Já que o mês de março é o mês de luta das mulheres, é bom lembrar que as mulheres camponesas, oriundas de diferentes estados e regiões do Brasil, estão lutando por igualdade de gênero desde o século passado. Ao longo da minha trajetória acadêmica, venho estudando modos como trabalhadoras rurais produzem formas resistência e de novas existências em lutas pela igualdade de gênero.

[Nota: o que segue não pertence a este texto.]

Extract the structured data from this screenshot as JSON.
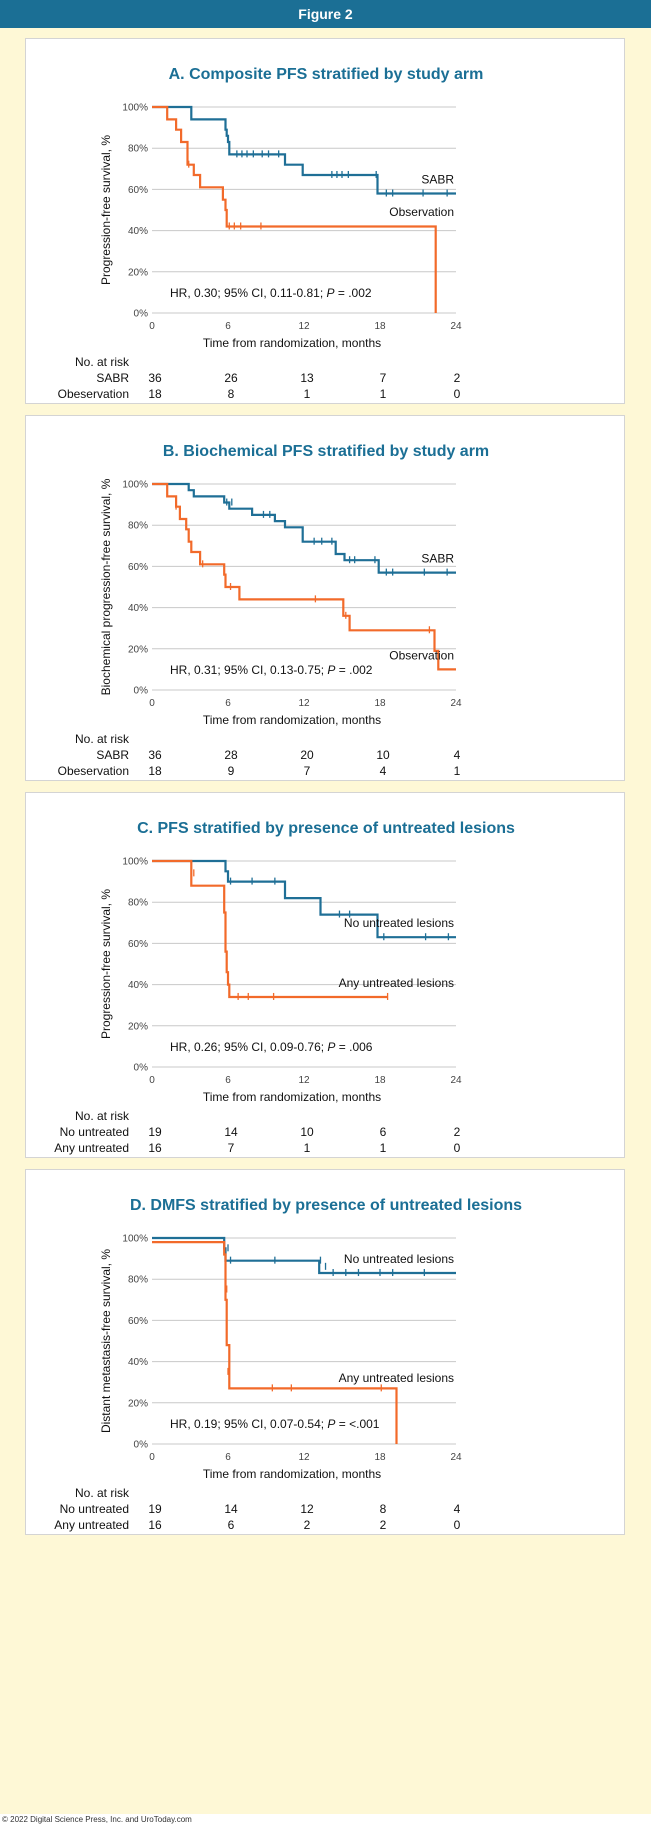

De modo mais específico, oriento a escrita do presente texto com base no estudo que realizei sobre o Movimento de Mulheres Camponesas de SC junto ao doutorado Interdisciplinar em Ciências Humanas da Universidade Federal de Santa Catarina, no período de 2006-2010.
O MMC/SC, organização estadual do Movimento de Mulheres Camponesas do Brasil, emerge pelo processo de unificação e construção de um movimento social nacional de mulheres, ocorrido no ano de 2004, mas remonta a uma trajetória de lutas, iniciada nos primeiros anos da década de 1980, como Movimento de Mulheres Agricultoras de Santa Catarina (MMA/SC). Cabe esclarecer que se trata de um importante processo político e historicamente datado, que agregou movimentos autônomos em torno da criação de um movimento nacional das mulheres camponesas. Da experiência que analisei, destaco lutas que se entrecruzam na e pela complexidade da ação política, reivindicações que alertam para a formação de contextos rurais plurais e que contrariam a noção de unidade, mas que fomentam solidariedade e alianças em torno de demandas comuns.
A década de 1980 se apresenta como um marco importante na organização e nas lutas de mulheres pelo reconhecimento profissional como trabalhadoras rurais. Organizadas em movimentos sociais autônomos, estaduais e regionais, questionaram a invisibilidade do trabalho realizado pelas mulheres e protagonizaram enfrentamentos em defesa do direito à profissionalização. Assim, por meio das lutas de gênero e de classe, conquistaram o reconhecimento profissional, direitos trabalhistas e previdenciários, tais como aposentadoria, salário maternidade e auxílio doença.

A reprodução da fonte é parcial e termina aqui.